What does this mean? There is yet another layer of configurability. Each kernel can run a different programming language, with different software, and so on. By default, they would run in the same environment as the single-user notebook server, and the most common other way they are configured is by running in different Python virtual environments or conda environments. They can be started and killed independently (there is normally one per notebook you have open). The kernels is what uses most of your memory and CPU if you have large amounts of data open or are using a lot of compute power.

You can list your installed kernels with jupyter kernelspec list. If you look at one of kernel.json files in those directories, you will see exactly what command is run. These are normally automatically made by the kernels, but can be edited as needed. The spec tells you even more.

The kernel has to be reachable by the single-user notebook server.

If you get problems with "Kernel died" or some other error in a single notebook but the single-user notebook server stays working, it is usually a problem with the kernel. It could be that you are trying to use more resources than you are allowed and the symptom is the kernel getting killed. It could be that it crashes for some other reason. The debug logs for the kernel are normally mixed in with the single-user notebook server logs.

JupyterHub distributions

There are several "distributions" which automatically install all of the things above and configure them for a certain purpose. They are good ways to get started, but if you are doing very custom things eventually it may become hard to adapt them to your needs.

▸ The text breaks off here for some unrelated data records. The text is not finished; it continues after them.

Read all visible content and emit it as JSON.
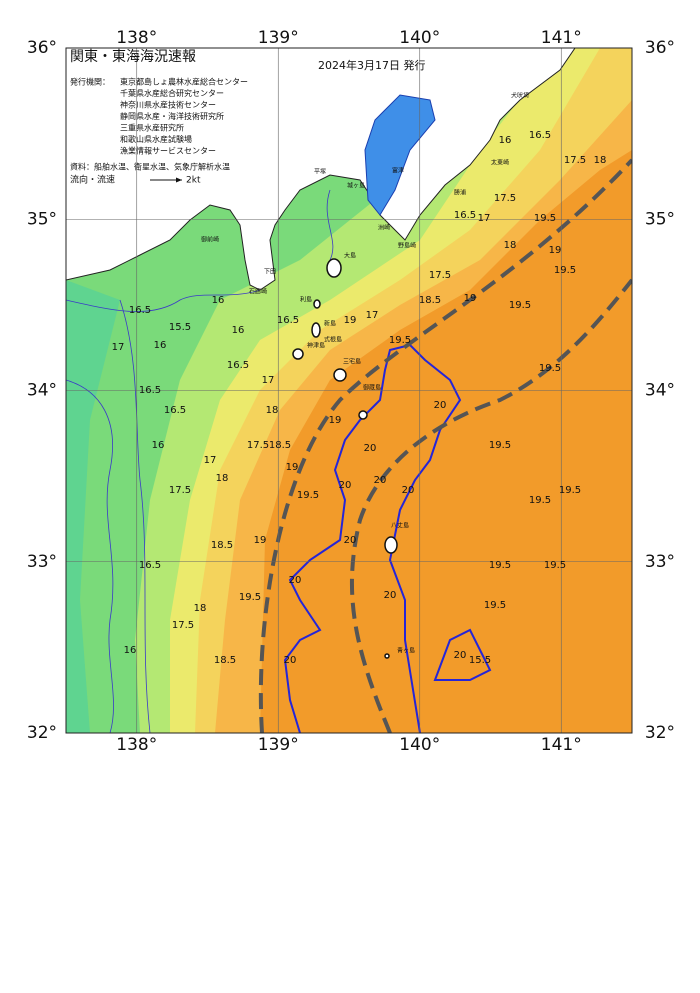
{
  "header": {
    "title": "関東・東海海況速報",
    "date": "2024年3月17日 発行",
    "issuer_label": "発行機関：",
    "issuers": [
      "東京都島しょ農林水産総合センター",
      "千葉県水産総合研究センター",
      "神奈川県水産技術センター",
      "静岡県水産・海洋技術研究所",
      "三重県水産研究所",
      "和歌山県水産試験場",
      "漁業情報サービスセンター"
    ],
    "source": "資料：船舶水温、衛星水温、気象庁解析水温",
    "current_legend": "流向・流速",
    "current_unit": "2kt"
  },
  "map": {
    "lon_ticks": [
      {
        "value": 138,
        "label": "138°"
      },
      {
        "value": 139,
        "label": "139°"
      },
      {
        "value": 140,
        "label": "140°"
      },
      {
        "value": 141,
        "label": "141°"
      }
    ],
    "lat_ticks": [
      {
        "value": 36,
        "label": "36°"
      },
      {
        "value": 35,
        "label": "35°"
      },
      {
        "value": 34,
        "label": "34°"
      },
      {
        "value": 33,
        "label": "33°"
      },
      {
        "value": 32,
        "label": "32°"
      }
    ],
    "isotherm_labels": [
      "16.5",
      "15.5",
      "16",
      "17",
      "16",
      "16",
      "16.5",
      "16.5",
      "16.5",
      "16",
      "17.5",
      "16.5",
      "18",
      "17.5",
      "18.5",
      "16",
      "17",
      "18",
      "17.5",
      "18.5",
      "17",
      "18",
      "18.5",
      "19",
      "19.5",
      "19",
      "19.5",
      "16",
      "16.5",
      "17.5",
      "18",
      "17.5",
      "16.5",
      "17",
      "19.5",
      "18",
      "17.5",
      "18.5",
      "19",
      "19",
      "19.5",
      "19.5",
      "19.5",
      "19.5",
      "20",
      "19.5",
      "19.5",
      "19.5",
      "19.5",
      "19.5",
      "19.5",
      "19",
      "19",
      "20",
      "20",
      "20",
      "20",
      "20",
      "20",
      "20",
      "20",
      "20",
      "15.5",
      "16.5",
      "17"
    ],
    "place_names": [
      "大島",
      "利島",
      "新島",
      "式根島",
      "神津島",
      "三宅島",
      "御蔵島",
      "八丈島",
      "青ヶ島",
      "野島崎",
      "洲崎",
      "犬吠埼",
      "勝浦",
      "太東崎",
      "城ヶ島",
      "下田",
      "石廊崎",
      "御前崎",
      "平塚",
      "富津"
    ]
  }
}
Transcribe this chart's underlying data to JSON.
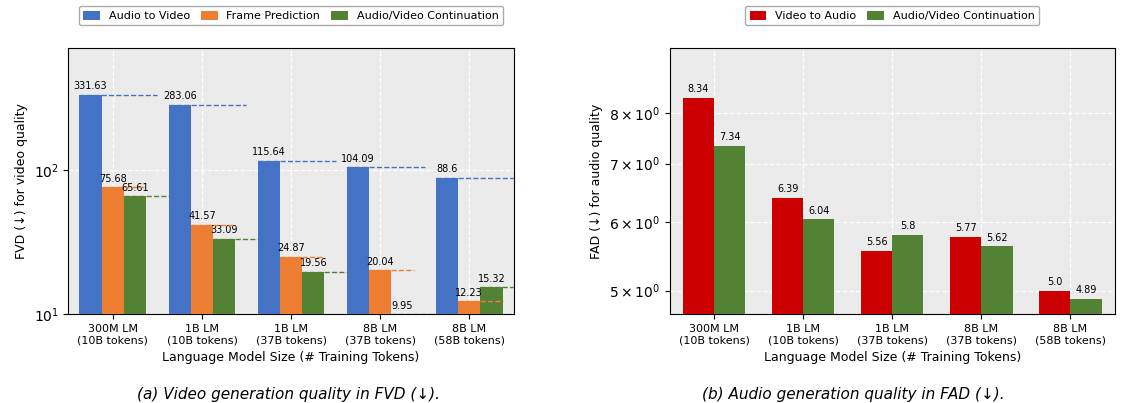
{
  "categories": [
    "300M LM\n(10B tokens)",
    "1B LM\n(10B tokens)",
    "1B LM\n(37B tokens)",
    "8B LM\n(37B tokens)",
    "8B LM\n(58B tokens)"
  ],
  "fvd": {
    "audio_to_video": [
      331.63,
      283.06,
      115.64,
      104.09,
      88.6
    ],
    "frame_prediction": [
      75.68,
      41.57,
      24.87,
      20.04,
      12.23
    ],
    "av_continuation": [
      65.61,
      33.09,
      19.56,
      9.95,
      15.32
    ],
    "colors": [
      "#4472C4",
      "#ED7D31",
      "#548235"
    ],
    "legend": [
      "Audio to Video",
      "Frame Prediction",
      "Audio/Video Continuation"
    ],
    "ylabel": "FVD (↓) for video quality",
    "xlabel": "Language Model Size (# Training Tokens)",
    "ylim": [
      10,
      700
    ],
    "caption": "(a) Video generation quality in FVD (↓)."
  },
  "fad": {
    "video_to_audio": [
      8.34,
      6.39,
      5.56,
      5.77,
      5.0
    ],
    "av_continuation": [
      7.34,
      6.04,
      5.8,
      5.62,
      4.89
    ],
    "colors": [
      "#CC0000",
      "#548235"
    ],
    "legend": [
      "Video to Audio",
      "Audio/Video Continuation"
    ],
    "ylabel": "FAD (↓) for audio quality",
    "xlabel": "Language Model Size (# Training Tokens)",
    "ylim": [
      4.7,
      9.5
    ],
    "yticks": [
      5,
      6,
      7,
      8
    ],
    "caption": "(b) Audio generation quality in FAD (↓)."
  },
  "background_color": "#FFFFFF",
  "plot_bg_color": "#EBEBEB",
  "label_fontsize": 7,
  "axis_fontsize": 9,
  "tick_fontsize": 8,
  "legend_fontsize": 8
}
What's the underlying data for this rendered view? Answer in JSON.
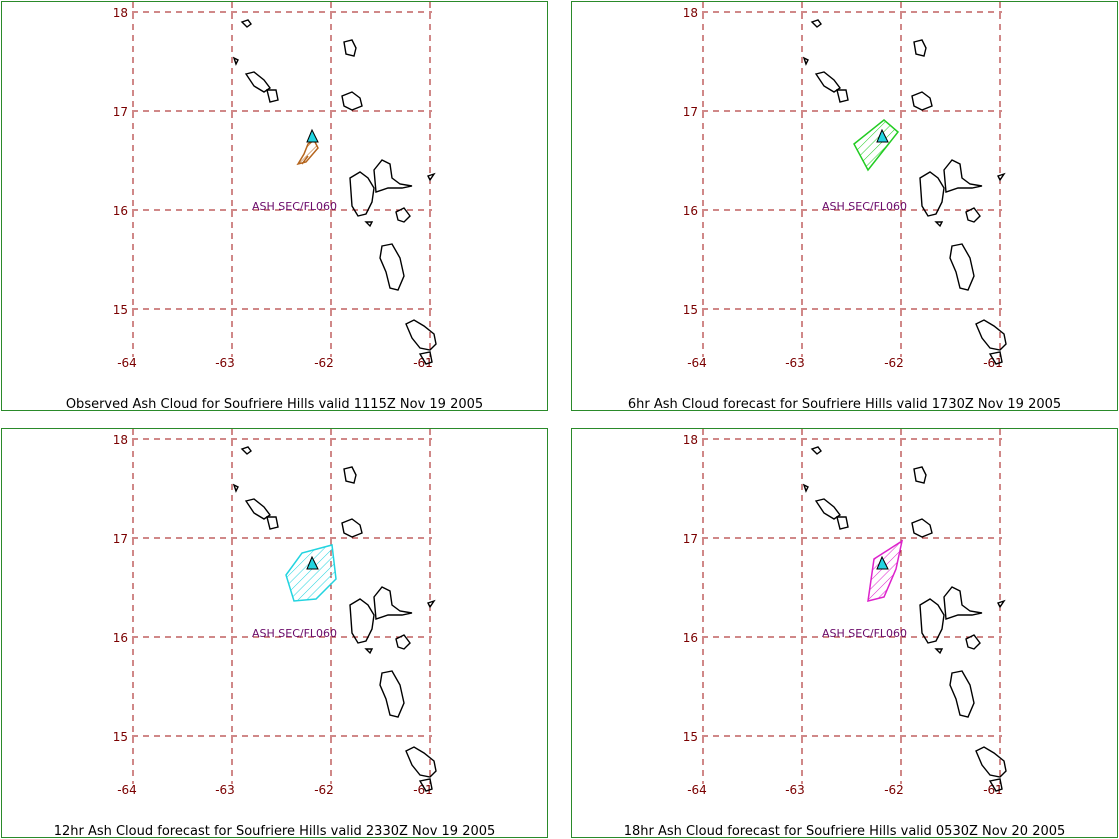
{
  "map": {
    "lat_ticks": [
      "18",
      "17",
      "16",
      "15"
    ],
    "lon_ticks": [
      "-64",
      "-63",
      "-62",
      "-61"
    ],
    "volcano_icon": "volcano-triangle-icon",
    "ash_label": "ASH SEC/FL060"
  },
  "panels": [
    {
      "caption": "Observed Ash Cloud for Soufriere  Hills valid 1115Z Nov 19 2005",
      "cloud_color": "#b5651d",
      "type": "observed"
    },
    {
      "caption": "6hr Ash Cloud forecast for Soufriere  Hills valid 1730Z Nov 19 2005",
      "cloud_color": "#22cc22",
      "type": "forecast-6"
    },
    {
      "caption": "12hr Ash Cloud forecast for Soufriere  Hills valid 2330Z Nov 19 2005",
      "cloud_color": "#22d4e0",
      "type": "forecast-12"
    },
    {
      "caption": "18hr Ash Cloud forecast for Soufriere  Hills valid 0530Z Nov 20 2005",
      "cloud_color": "#dd22cc",
      "type": "forecast-18"
    }
  ],
  "colors": {
    "border": "#2a8a2a",
    "grid": "#a01010",
    "tick_text": "#7a0000",
    "label": "#6a0a6a",
    "volcano": "#22d4e0"
  }
}
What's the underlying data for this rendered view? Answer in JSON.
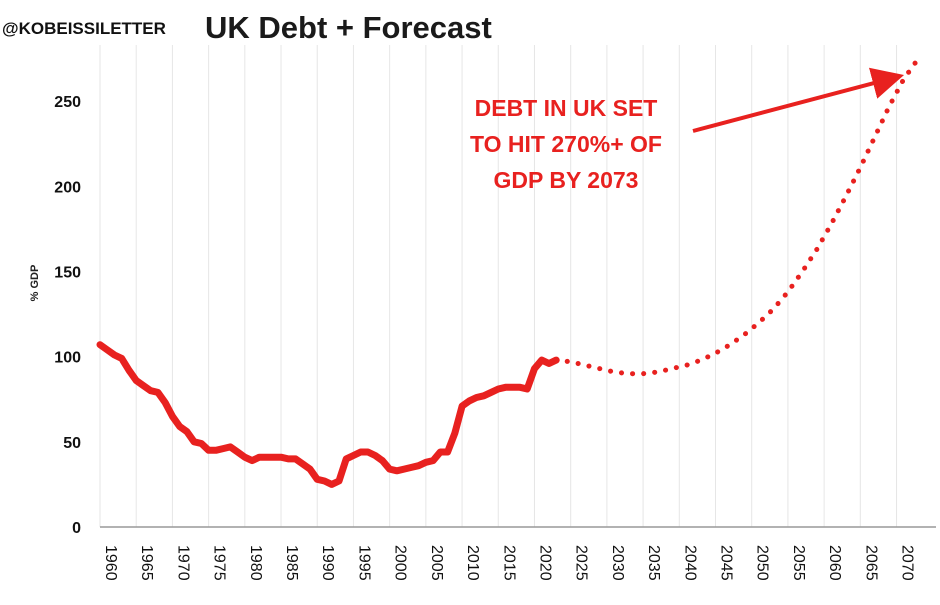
{
  "source_handle": "@KOBEISSILETTER",
  "chart_data": {
    "type": "line",
    "title": "UK Debt + Forecast",
    "xlabel": "",
    "ylabel": "% GDP",
    "xlim": [
      1960,
      2074
    ],
    "ylim": [
      0,
      290
    ],
    "yticks": [
      0,
      50,
      100,
      150,
      200,
      250
    ],
    "xticks": [
      "1960",
      "1965",
      "1970",
      "1975",
      "1980",
      "1985",
      "1990",
      "1995",
      "2000",
      "2005",
      "2010",
      "2015",
      "2020",
      "2025",
      "2030",
      "2035",
      "2040",
      "2045",
      "2050",
      "2055",
      "2060",
      "2065",
      "2070"
    ],
    "grid": "vertical",
    "color": "#e8211f",
    "series": [
      {
        "style": "solid",
        "x": [
          1960,
          1961,
          1962,
          1963,
          1964,
          1965,
          1966,
          1967,
          1968,
          1969,
          1970,
          1971,
          1972,
          1973,
          1974,
          1975,
          1976,
          1977,
          1978,
          1979,
          1980,
          1981,
          1982,
          1983,
          1984,
          1985,
          1986,
          1987,
          1988,
          1989,
          1990,
          1991,
          1992,
          1993,
          1994,
          1995,
          1996,
          1997,
          1998,
          1999,
          2000,
          2001,
          2002,
          2003,
          2004,
          2005,
          2006,
          2007,
          2008,
          2009,
          2010,
          2011,
          2012,
          2013,
          2014,
          2015,
          2016,
          2017,
          2018,
          2019,
          2020,
          2021,
          2022,
          2023
        ],
        "y": [
          107,
          104,
          101,
          99,
          92,
          86,
          83,
          80,
          79,
          73,
          65,
          59,
          56,
          50,
          49,
          45,
          45,
          46,
          47,
          44,
          41,
          39,
          41,
          41,
          41,
          41,
          40,
          40,
          37,
          34,
          28,
          27,
          25,
          27,
          40,
          42,
          44,
          44,
          42,
          39,
          34,
          33,
          34,
          35,
          36,
          38,
          39,
          44,
          44,
          55,
          71,
          74,
          76,
          77,
          79,
          81,
          82,
          82,
          82,
          81,
          93,
          98,
          96,
          98
        ]
      },
      {
        "style": "dotted",
        "x": [
          2023,
          2025,
          2027,
          2029,
          2031,
          2033,
          2035,
          2037,
          2039,
          2041,
          2043,
          2045,
          2047,
          2049,
          2051,
          2053,
          2055,
          2057,
          2059,
          2061,
          2063,
          2065,
          2067,
          2069,
          2071,
          2073
        ],
        "y": [
          98,
          97,
          95,
          93,
          91,
          90,
          90,
          91,
          93,
          95,
          98,
          102,
          107,
          113,
          120,
          128,
          138,
          150,
          163,
          178,
          194,
          211,
          229,
          247,
          263,
          275
        ]
      }
    ],
    "annotations": [
      {
        "lines": [
          "DEBT IN UK SET",
          "TO HIT 270%+ OF",
          "GDP BY 2073"
        ],
        "arrow_to_year": 2073,
        "arrow_to_value": 270
      }
    ]
  }
}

  • Zero to JupyterHub with Kubernetes installs an entire scaleable system using Kubernetes. Uses KubeSpawner, ....Authenticator, ....

  • The Littlest JupyterHub installs JupyterHub on a single system using SystemdSpawner and NativeAuthenticator (which manages users itself).

  • JupyterHub the hard way takes you through everything yourself. It is a natural companion to this guide, since you get to experience every little bit.

I want to...

Share files between users. Spawner to share data, or JupyterNotebook/Lab user interface + some service for distributing files.

What's next?

Now you know everything. Well, you know how everything relates, but there are still plenty of details, implementations, and exceptions. When setting up JupyterHub, the first step is to consider the above layers and see what options are suitable for you. Then, put everything together.